Just so you know, this article came to light as I was creating a carousel for LinkedIn around three areas where AI is reshaping how work gets done. Let’s wrap up the article and review it here.
1 – Manual Thinking
AI shifts the burden from processing to interpretation. Studies show performance gains of roughly 10–25% in common knowledge tasks like writing, research, and coding when AI is used effectively. More importantly, it reallocates attention: instead of spending time gathering, structuring, and synthesizing information, we can move more quickly to judgment and decision-making, removing the shackles of demand and giving us a sense of freedom. This is where the real leverage sits.
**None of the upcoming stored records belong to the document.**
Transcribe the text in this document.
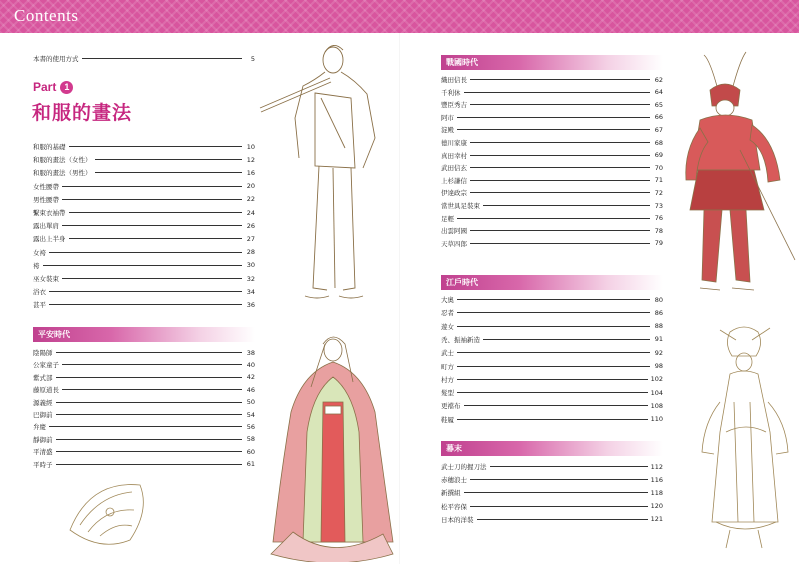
Contents
本書的使用方式	5
Part 1
和服的畫法
和服的基礎	10
和服的畫法（女性）	12
和服的畫法（男性）	16
女性腰帶	20
男性腰帶	22
繫束衣袖帶	24
露出單肩	26
露出上半身	27
女袴	28
袴	30
巫女裝束	32
浴衣	34
甚平	36
平安時代
陰陽師	38
公家童子	40
紫式部	42
藤原道長	46
源義經	50
巴御前	54
弁慶	56
靜御前	58
平清盛	60
平時子	61
戰國時代
織田信長	62
千利休	64
豐臣秀吉	65
阿市	66
淀殿	67
德川家康	68
真田幸村	69
武田信玄	70
上杉謙信	71
伊達政宗	72
當世具足裝束	73
足輕	76
出雲阿國	78
天草四郎	79
江戶時代
大奧	80
忍者	86
遊女	88
秃、振袖新造	91
武士	92
町方	98
村方	102
髮型	104
更襠布	108
鞋履	110
幕末
武士刀的握刀法	112
赤穗浪士	116
新撰組	118
松平容保	120
日本的洋裝	121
Yet many people and organizations are not there – only a small minority describe themselves as fully AI-integrated across workflows, suggesting the gap is not access or even application – it’s a reluctance to embrace what modernization requires.
2 – Creativity Block
When it comes to creativity, AI cannot replace it – it does, however, expand the surface area of possibility. AI is not here to generate the final output. It’s more about supporting iteration: reframing challenges, surfacing alternatives, and reducing the time to production. In practice, this means we can move through more ideas faster with less friction. The implication is subtle but important: creative blocks are no longer just about a lack of ideas, but about a lack of modern systems to support new and modern ideas. With tools like Midjourney and Canva, creators can go from idea to structured design to usable asset in shorter periods. Of course, this questions the entire notion of being creative – artists might want a long and difficult artistic process (I know this, because I have been a practicing artist). What that actually says about us is another topic.
3 – Adapting Systems
Let’s move forward and examine how AI shapes a legacy organization – directly aligning with our third core area: adapting systems. Many companies operate within a “modernization gap,” where fragmented tools, disconnected data, and inconsistent workflows quietly limit their ability to evolve. Across marketing, sales, and customer experience, nearly an entire workday each week is lost to these inefficiencies. Applied strategically, AI becomes that structure we talked about – integrating platforms, standardizing data, and enabling information to move seamlessly across functions. Without that alignment, complexity compounds. With it, AI becomes a coordinating force, helping us activate our Competitive Edge in personal and professional settings.
My final words.
What emerges across all three areas is a pattern. Note: this will be constantly debated. AI does not create capability in isolation – it amplifies the structure that already exists; it makes our existence within the structure more significant. This helps explain the current divide: while roughly three-quarters of us already use AI, many people and organizations do not fully appreciate its implications. The constraint is not technological maturity, but understanding AI’s impact and empathetic value, so we can leave a strong impression behind and continue moving ahead. And in that, shape the structure we’re all learning to operate within.